Paper pots, gravity seeding
The paper chains arrive in the shape of a compressed honeycomb, which is opened with steel rods, inserted over a frame, and then dropped into a sturdy support tray, creating a flat of 264 cells, approximately 1.3” wide by 1.3” deep. The frame holds the paper chain open while the cells are filled with standard potting mix and seeded. The size of the support tray is approximately 12” x 24”, so paper chain trays are not interchangeable with standard 10” x 20” trays. The paper cells are open at the bottom, and the support trays are perforated, allowing roots to air prune. They stop growing once they reach the bottom rather than becoming twisted and rootbound as in plastic trays.

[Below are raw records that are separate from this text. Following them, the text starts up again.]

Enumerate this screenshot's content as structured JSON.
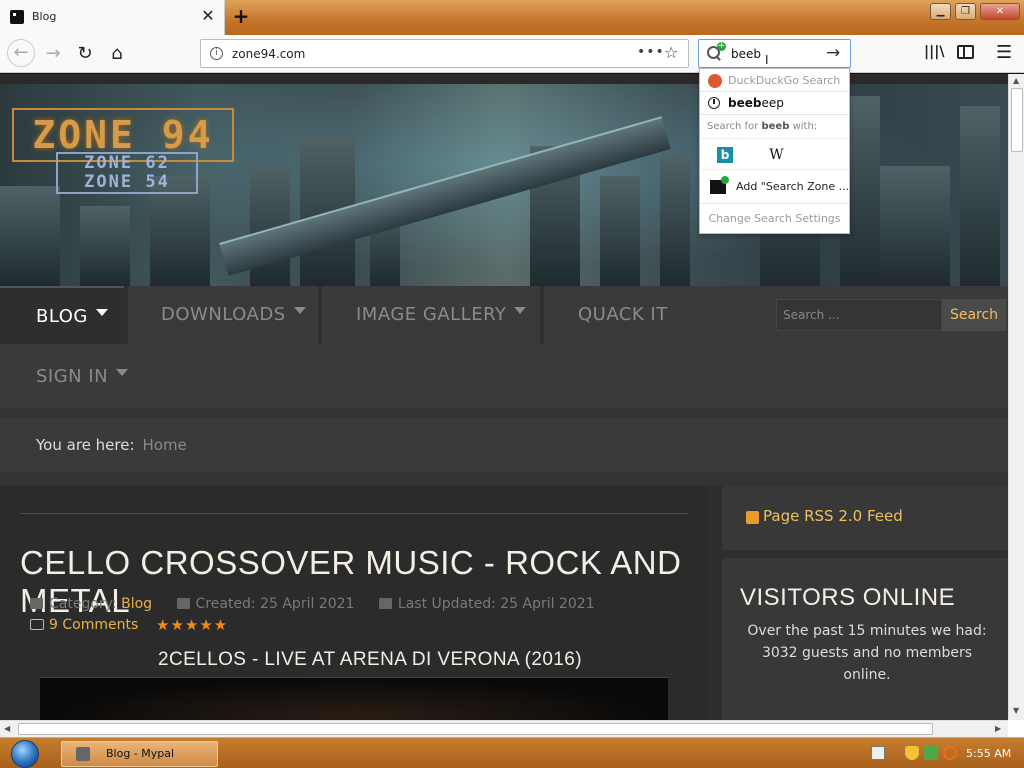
{
  "browser": {
    "tab_title": "Blog",
    "tab_close": "✕",
    "new_tab": "+",
    "url": "zone94.com",
    "page_actions": "•••",
    "bookmark_star": "☆",
    "search_value": "beeb",
    "search_cursor": "I",
    "search_go": "→",
    "back": "←",
    "forward": "→",
    "reload": "↻",
    "home": "⌂",
    "library": "|||\\",
    "menu": "☰",
    "window_min": "▁",
    "window_max": "❐",
    "window_close": "✕"
  },
  "search_dropdown": {
    "engine_name": "DuckDuckGo Search",
    "suggestion_bold": "beeb",
    "suggestion_rest": "eep",
    "search_for_prefix": "Search for",
    "search_for_term": "beeb",
    "search_for_suffix": "with:",
    "bing_glyph": "b",
    "wiki_glyph": "W",
    "add_engine": "Add \"Search Zone ...",
    "change_settings": "Change Search Settings"
  },
  "site": {
    "logo_main": "ZONE 94",
    "logo_sub1": "ZONE 62",
    "logo_sub2": "ZONE 54",
    "nav": {
      "blog": "BLOG",
      "downloads": "DOWNLOADS",
      "gallery": "IMAGE GALLERY",
      "quack": "QUACK IT",
      "signin": "SIGN IN"
    },
    "search_placeholder": "Search ...",
    "search_button": "Search",
    "breadcrumb_label": "You are here:",
    "breadcrumb_home": "Home"
  },
  "article": {
    "title": "CELLO CROSSOVER MUSIC - ROCK AND METAL",
    "category_label": "Category:",
    "category": "Blog",
    "created": "Created: 25 April 2021",
    "updated": "Last Updated: 25 April 2021",
    "comments": "9 Comments",
    "stars": "★★★★★",
    "rating": 5,
    "subheading": "2CELLOS - LIVE AT ARENA DI VERONA (2016)"
  },
  "sidebar": {
    "rss": "Page RSS 2.0 Feed",
    "visitors_title": "VISITORS ONLINE",
    "visitors_text": "Over the past 15 minutes we had: 3032 guests and no members online."
  },
  "scrollbars": {
    "up": "▲",
    "down": "▼",
    "left": "◀",
    "right": "▶"
  },
  "taskbar": {
    "item_label": "Blog - Mypal",
    "clock": "5:55 AM"
  },
  "colors": {
    "accent": "#e8b24a",
    "star": "#f08a1c",
    "taskbar": "#c67d2e"
  }
}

Several chain sizes are available, and the spacing of the plugs as they unravel varies. We use chains with 2”, 4”, and 6” spacing. Next season we plan to eliminate the 4” spacing, for the sake of simplicity. A dab of adhesive holds the cells together until transplanting time. If you are certified organic, make sure your certifier allows the glue for organic production. Most, but not all certifiers now approve it.

We fill the trays to the same density as with plastic trays. To speed the process we use a farm-built flat filler—a hopper that dispenses potting mix into the paper chains. We then use a plexiglass dibbler to poke 264 holes into the potting mix.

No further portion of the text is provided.